The sounds of the village settling into evening struck me as being very pleasant, and the rush of sea wind in my face awakened me from the morbid reverie of dread that I’d slipped into while climbing the darkened stairs. I could even see the lights of the Crown and Apple, and they reminded me of supper and a pint. But then I looked down three long stories to the paving stones of the courtyard below, and with a dreadful shudder I was reminded of danger in all its manifold guises, and I bent back into the safety of the hallway, imagining sudden hands pushing against the small of my back, and me tumbling out and falling headlong.…Being handed a bomb in a basket has that effect on me.

I knew what I had to know. Confrontations would accomplish nothing, especially when I had no idea on earth what it was, exactly, I would discover upon knocking on the door of the Pules’ room. Better to think about it over supper.

I forced the window shut, then stood up and turned around, thinking to steal back down the stairs and away. But I found myself staring into the face of the ghastly Mrs. Pule, the woman in Godall’s shop.

My Adventure at The Hoisted Pint

I gasped out a sort of hoarse yip while she grinned out of that melon face of hers — a hollow grin, empty of any real amusement. She pointed a revolver at me.

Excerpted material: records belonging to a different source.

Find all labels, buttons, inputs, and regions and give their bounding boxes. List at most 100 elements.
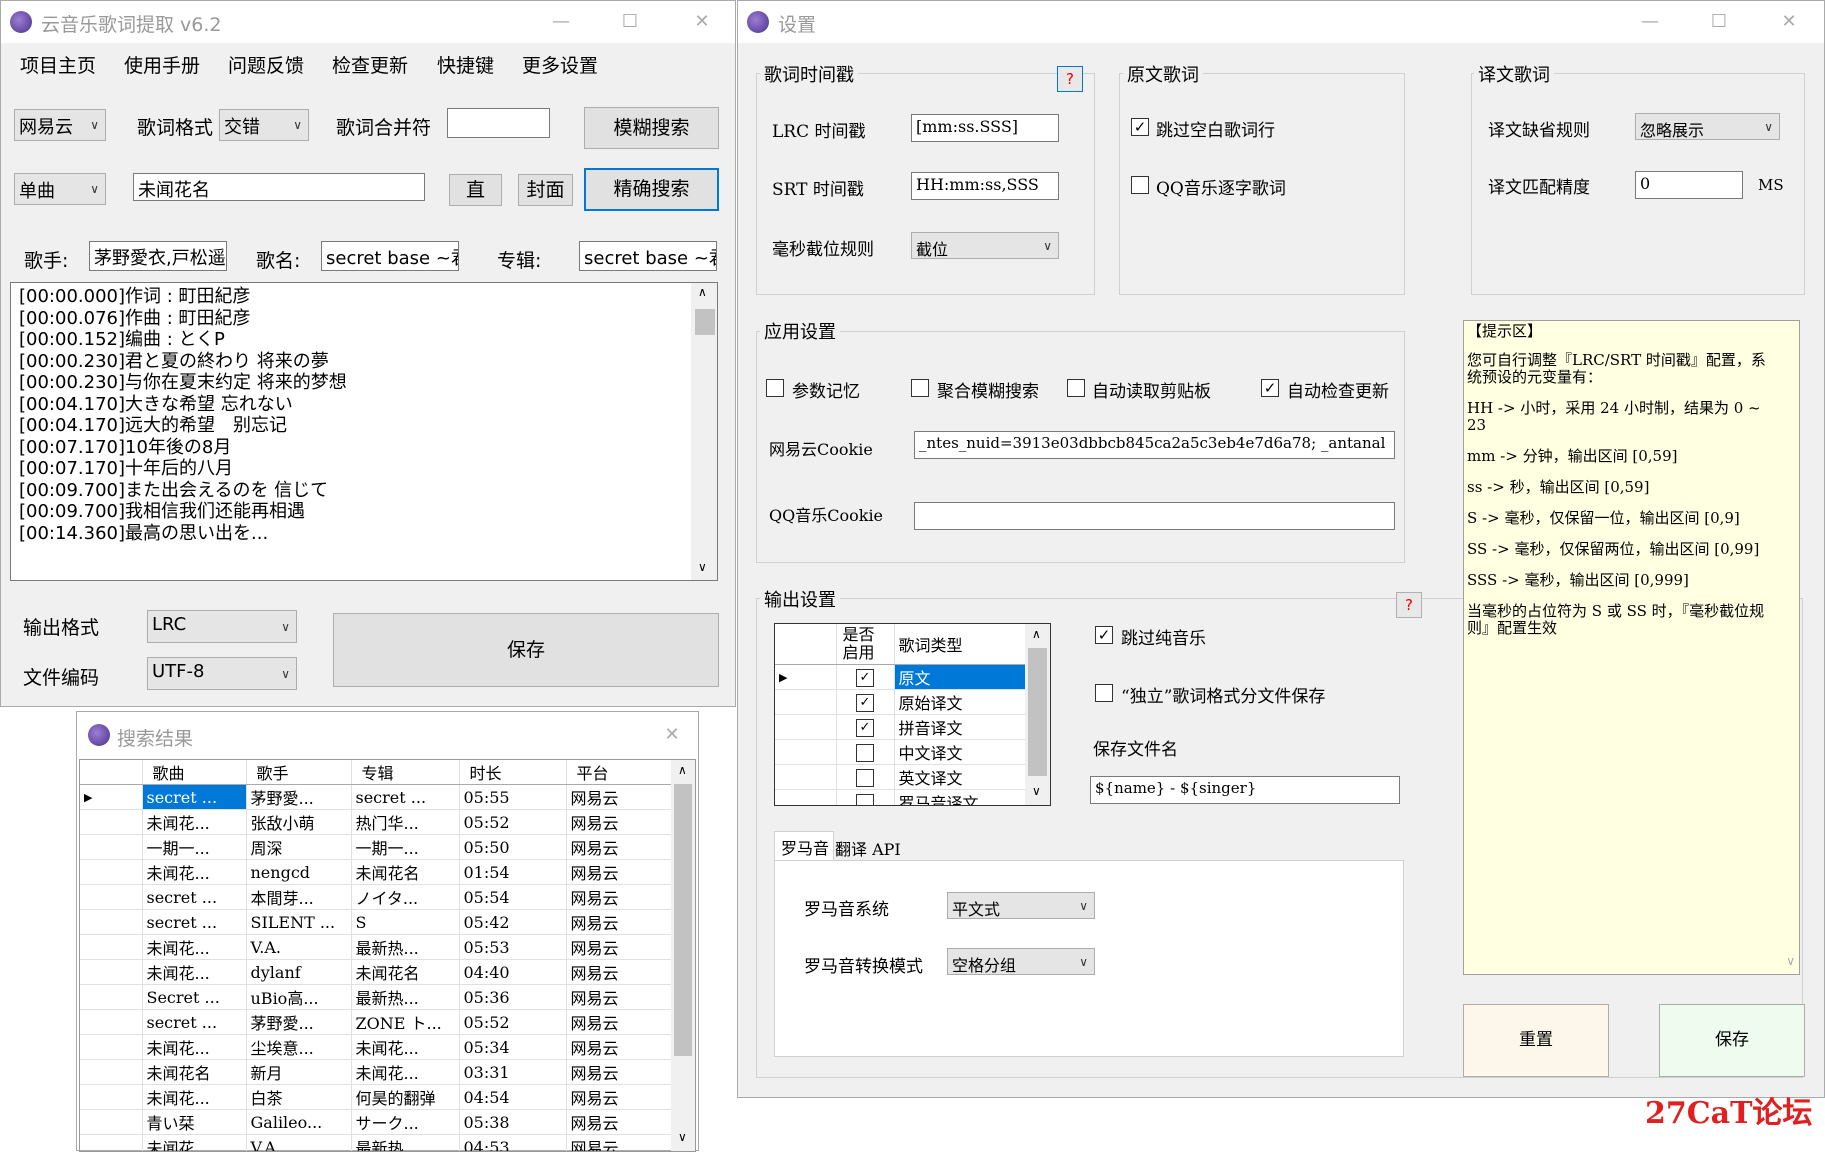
row-header[interactable] <box>775 765 836 790</box>
encoding-select[interactable]: UTF-8∨ <box>147 657 297 690</box>
row-header[interactable] <box>80 935 142 960</box>
missing-rule-select[interactable]: 忽略展示∨ <box>1635 113 1780 140</box>
table-row[interactable]: secret ...本間芽...ノイタ...05:54网易云 <box>80 885 676 910</box>
qq-word-checkbox[interactable] <box>1131 176 1149 194</box>
scroll-down-icon[interactable]: ∨ <box>1032 784 1041 798</box>
enable-cell[interactable] <box>836 790 894 807</box>
timestamp-help-icon[interactable]: ? <box>1057 66 1083 92</box>
column-header[interactable]: 时长 <box>459 760 566 785</box>
table-row[interactable]: Secret ...uBio高...最新热...05:36网易云 <box>80 985 676 1010</box>
enable-cell[interactable] <box>836 740 894 765</box>
row-header[interactable] <box>80 860 142 885</box>
scroll-down-icon[interactable]: ∨ <box>1786 953 1795 970</box>
fuzzy-search-button[interactable]: 模糊搜索 <box>584 107 719 149</box>
row-header[interactable] <box>80 1060 142 1085</box>
enable-cell[interactable]: ✓ <box>836 690 894 715</box>
param-memory-checkbox[interactable] <box>766 379 784 397</box>
platform-select[interactable]: 网易云∨ <box>14 109 106 141</box>
lyric-type-scrollbar[interactable]: ∧ ∨ <box>1025 624 1050 805</box>
lrc-timestamp-input[interactable]: [mm:ss.SSS] <box>911 114 1059 142</box>
tab-romaji[interactable]: 罗马音 <box>774 831 834 861</box>
results-scrollbar[interactable]: ∧ ∨ <box>671 760 695 1152</box>
table-row[interactable]: 一期一...周深一期一...05:50网易云 <box>80 835 676 860</box>
netease-cookie-input[interactable]: _ntes_nuid=3913e03dbbcb845ca2a5c3eb4e7d6… <box>914 431 1395 459</box>
main-save-button[interactable]: 保存 <box>333 613 719 687</box>
row-header[interactable]: ▶ <box>80 785 142 810</box>
checked-checkbox-icon[interactable]: ✓ <box>856 669 874 687</box>
singer-input[interactable]: 茅野愛衣,戸松遥 <box>89 241 227 271</box>
scroll-up-icon[interactable]: ∧ <box>1032 627 1041 641</box>
romaji-system-select[interactable]: 平文式∨ <box>947 892 1095 919</box>
song-input[interactable]: secret base ~君が <box>321 241 459 271</box>
scroll-up-icon[interactable]: ∧ <box>698 285 707 299</box>
scroll-up-icon[interactable]: ∧ <box>678 763 687 777</box>
table-row[interactable]: ✓拼音译文 <box>775 715 1045 740</box>
scroll-down-icon[interactable]: ∨ <box>678 1130 687 1144</box>
scroll-thumb[interactable] <box>674 784 692 1056</box>
maximize-icon[interactable]: ☐ <box>1706 9 1732 35</box>
close-icon[interactable]: ✕ <box>659 722 685 748</box>
menu-item-more-settings[interactable]: 更多设置 <box>522 51 598 78</box>
row-header[interactable] <box>775 715 836 740</box>
unchecked-checkbox-icon[interactable] <box>856 769 874 787</box>
unchecked-checkbox-icon[interactable] <box>856 744 874 762</box>
menu-item-home[interactable]: 项目主页 <box>20 51 96 78</box>
table-row[interactable]: ▶✓原文 <box>775 665 1045 690</box>
cover-button[interactable]: 封面 <box>518 174 573 206</box>
row-header[interactable] <box>80 985 142 1010</box>
row-header[interactable] <box>80 1035 142 1060</box>
checked-checkbox-icon[interactable]: ✓ <box>856 694 874 712</box>
skip-pure-music-checkbox[interactable]: ✓ <box>1095 626 1113 644</box>
lyrics-textarea[interactable]: [00:00.000]作词 : 町田紀彦[00:00.076]作曲 : 町田紀彦… <box>10 282 718 581</box>
independent-save-checkbox[interactable] <box>1095 684 1113 702</box>
tab-translate-api[interactable]: 翻译 API <box>835 833 919 861</box>
ms-rule-select[interactable]: 截位∨ <box>911 232 1059 259</box>
table-row[interactable]: 中文译文 <box>775 740 1045 765</box>
close-icon[interactable]: ✕ <box>689 9 715 35</box>
row-header[interactable] <box>80 835 142 860</box>
table-row[interactable]: 未闻花...V.A.最新热...04:53网易云 <box>80 1135 676 1152</box>
row-header[interactable] <box>80 1085 142 1110</box>
enable-cell[interactable] <box>836 765 894 790</box>
filename-input[interactable]: ${name} - ${singer} <box>1090 776 1400 804</box>
album-input[interactable]: secret base ~君 <box>579 241 717 271</box>
menu-item-hotkeys[interactable]: 快捷键 <box>437 51 494 78</box>
scroll-thumb[interactable] <box>695 309 715 335</box>
table-row[interactable]: secret ...SILENT ...S05:42网易云 <box>80 910 676 935</box>
skip-blank-checkbox[interactable]: ✓ <box>1131 118 1149 136</box>
maximize-icon[interactable]: ☐ <box>617 9 643 35</box>
menu-item-manual[interactable]: 使用手册 <box>124 51 200 78</box>
menu-item-feedback[interactable]: 问题反馈 <box>228 51 304 78</box>
row-header[interactable] <box>775 790 836 807</box>
reset-button[interactable]: 重置 <box>1463 1004 1609 1077</box>
auto-update-checkbox[interactable]: ✓ <box>1261 379 1279 397</box>
column-header[interactable]: 专辑 <box>351 760 459 785</box>
table-row[interactable]: 青い栞Galileo...サーク...05:38网易云 <box>80 1110 676 1135</box>
row-header[interactable] <box>80 885 142 910</box>
menu-item-update[interactable]: 检查更新 <box>332 51 408 78</box>
direct-button[interactable]: 直 <box>449 174 502 206</box>
aggregate-fuzzy-checkbox[interactable] <box>911 379 929 397</box>
table-row[interactable]: ▶secret ...茅野愛...secret ...05:55网易云 <box>80 785 676 810</box>
row-header[interactable] <box>80 810 142 835</box>
row-header[interactable]: ▶ <box>775 665 836 690</box>
merge-char-input[interactable] <box>447 108 550 138</box>
table-row[interactable]: 未闻花名新月未闻花...03:31网易云 <box>80 1060 676 1085</box>
srt-timestamp-input[interactable]: HH:mm:ss,SSS <box>911 172 1059 200</box>
qq-cookie-input[interactable] <box>914 502 1395 530</box>
enable-cell[interactable]: ✓ <box>836 715 894 740</box>
row-header[interactable] <box>80 1135 142 1152</box>
row-header[interactable] <box>80 1110 142 1135</box>
unchecked-checkbox-icon[interactable] <box>856 794 874 806</box>
table-row[interactable]: 未闻花...尘埃意...未闻花...05:34网易云 <box>80 1035 676 1060</box>
checked-checkbox-icon[interactable]: ✓ <box>856 719 874 737</box>
column-header[interactable]: 歌手 <box>246 760 351 785</box>
table-row[interactable]: 未闻花...白茶何昊的翻弹04:54网易云 <box>80 1085 676 1110</box>
close-icon[interactable]: ✕ <box>1776 9 1802 35</box>
column-header[interactable]: 平台 <box>566 760 676 785</box>
output-format-select[interactable]: LRC∨ <box>147 610 297 643</box>
match-precision-input[interactable]: 0 <box>1635 171 1743 199</box>
auto-clipboard-checkbox[interactable] <box>1067 379 1085 397</box>
row-header[interactable] <box>80 960 142 985</box>
table-row[interactable]: 未闻花...nengcd未闻花名01:54网易云 <box>80 860 676 885</box>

Down the hail we went. I would be visiting their room after all, and I’ll admit that I didn’t like the notion a bit. What would St. Ives do? Whirl around and disarm her? Talk her out of whatever grisly notion she had in mind? Prevail upon her better judgment? I didn’t know how to do any of that. St. Ives wouldn’t have gotten himself into this mess in the first place.

She knocked twice on the door of the room, then paused, then knocked once. It swung open, but nobody stood there; whoever had opened the door was hidden behind it, not wanting to be seen. Who would it be? Captain Bowker, perhaps, waiting to lambaste me with a truncheon. I couldn’t have that. Ignoring the revolver, I ducked away to the left into the room and spun around to face whoever it was that would emerge when the door swung shut.